En De animales a dioses, Yuval Noah Harari comenta que los animales acumulan conocimiento por experiencia, pero que no puede ser trasmitido a otros individuos, ni genéticamente a sus crías. Ese conocimiento muere con él. En cambio, los humanos desarrollamos lenguaje y escritura, abstracciones consensuadas que permiten producir, acumular y transmitir conocimientos. La clave está en la crianza, también la más larga entre todas las especies, en la que se fortalecen esas habilidades, lo que genera más conocimiento, que se trasmite de persona a persona, de generación en generación. La acumulación de conocimientos nos convirtió en la especie dominante. Poco sirve, advierte Harari, cuando somos la que más daño ha generado a otras especies y al planeta.

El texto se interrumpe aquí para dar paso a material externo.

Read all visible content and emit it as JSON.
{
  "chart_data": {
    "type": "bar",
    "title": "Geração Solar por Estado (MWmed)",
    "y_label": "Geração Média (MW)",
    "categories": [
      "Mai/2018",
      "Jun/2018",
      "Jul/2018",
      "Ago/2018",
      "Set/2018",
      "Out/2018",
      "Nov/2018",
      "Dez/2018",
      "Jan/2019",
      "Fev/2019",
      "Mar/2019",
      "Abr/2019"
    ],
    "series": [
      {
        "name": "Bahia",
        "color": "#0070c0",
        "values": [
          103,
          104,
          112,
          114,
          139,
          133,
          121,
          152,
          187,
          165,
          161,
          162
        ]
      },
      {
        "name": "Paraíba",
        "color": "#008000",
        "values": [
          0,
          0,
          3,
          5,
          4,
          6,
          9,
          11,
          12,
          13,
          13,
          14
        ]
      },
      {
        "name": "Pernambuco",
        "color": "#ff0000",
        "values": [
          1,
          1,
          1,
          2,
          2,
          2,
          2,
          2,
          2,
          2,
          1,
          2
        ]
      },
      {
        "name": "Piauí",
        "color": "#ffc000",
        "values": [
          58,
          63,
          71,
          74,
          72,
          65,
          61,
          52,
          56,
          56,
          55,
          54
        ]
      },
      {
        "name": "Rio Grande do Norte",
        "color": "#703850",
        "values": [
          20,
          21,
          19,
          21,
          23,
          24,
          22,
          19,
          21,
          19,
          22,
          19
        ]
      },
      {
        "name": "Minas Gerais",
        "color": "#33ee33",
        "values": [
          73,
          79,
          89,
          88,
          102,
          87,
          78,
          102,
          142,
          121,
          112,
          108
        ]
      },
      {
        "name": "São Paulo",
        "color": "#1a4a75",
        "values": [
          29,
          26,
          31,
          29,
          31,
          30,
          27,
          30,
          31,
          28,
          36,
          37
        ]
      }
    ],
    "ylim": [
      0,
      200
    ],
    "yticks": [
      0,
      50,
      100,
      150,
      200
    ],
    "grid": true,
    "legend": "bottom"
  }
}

Sin embargo, para Johan Huizinga, en su Homo ludens, por encima del saber (homo sapiens) y del hacer (homo faber), está el jugar. Es verdad que otros animales superiores también juegan. Los perros, por ejemplo, corren en círculos sobre ellos mismos jugando a morderse la cola. Pero solo el hombre ha logrado construir ficciones, creando un orden absoluto, con reglas propias, en las que compite consigo mismo o contra otros. Lo característico, agrega Huizinga, es que el hombre que juega se entrega a la ficción de ese mundo paralelo de tal manera que, por un tiempo, el juego lo absorbe plenamente, lo que genera emoción. Esto vale para jugar rayuela, dados, naipes, ajedrez y, claro, fútbol.

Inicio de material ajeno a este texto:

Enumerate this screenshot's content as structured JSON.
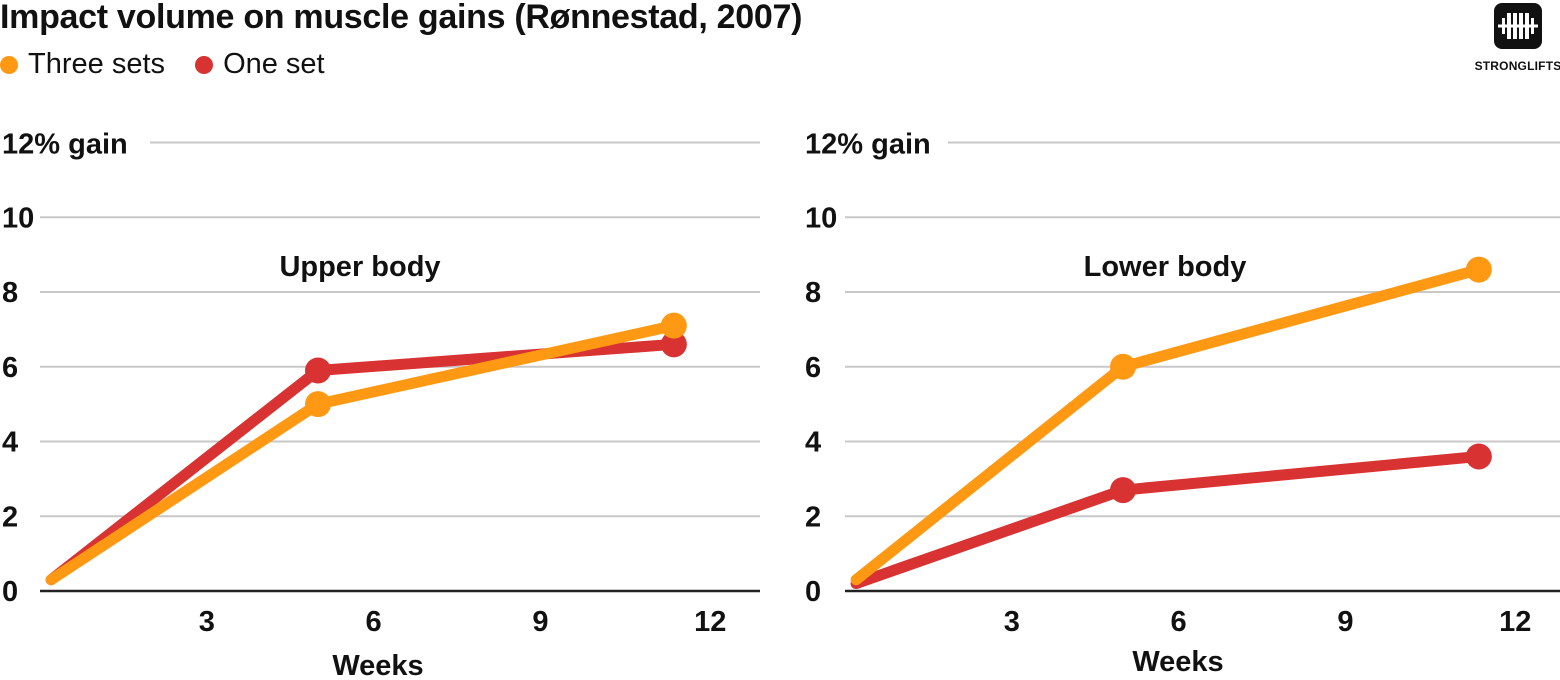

Quizá el fútbol sea lo más parecido a los combates de circo en la Roma imperial, pero sin sangre ni heridos (la más de las veces) ni muertos. Dos mil años después, el coliseo son los estadios y los gladiadores son los equipos. Pero no hay un emperador que baje el pulgar para autorizar la muerte, ni público que lo influya. Ahora ganar depende de uno. Se dice que en el fútbol no hay lógica. Es cierto, la victoria siempre es objetiva, gana el que meta más goles, aunque el contrario hubiese jugado mejor. Esa incertidumbre hace que haya más emoción todavía. El hombre que juega es la síntesis del hombre que sabe, porque el fútbol cada vez más exige conocer cómo juega el enemigo para planificar cada partido; del hombre que fabrica, porque el fútbol exige destrezas y habilidades para vencer estrategias; y del hombre con sentimiento, porque el fútbol también requiere pasión para dejarlo todo en la cancha.

El fútbol hipnotiza porque es la simulación de la vida. Todo puede pasar, es imprevisible. No obstante, hay que prepararse lo mejor posible y perseguir la victoria, aunque el pronóstico esté en contra.

En estos días, todos somos expertos. Discutimos seriamente para cada partido qué hacer y por qué pasó lo que pasó. La pregunta es ¿por qué no hacemos lo mismo en nuestra vida cotidiana? El partido de la política, de cómo organizar el Estado y de cómo vivir mejor en sociedad, lo vamos perdiendo.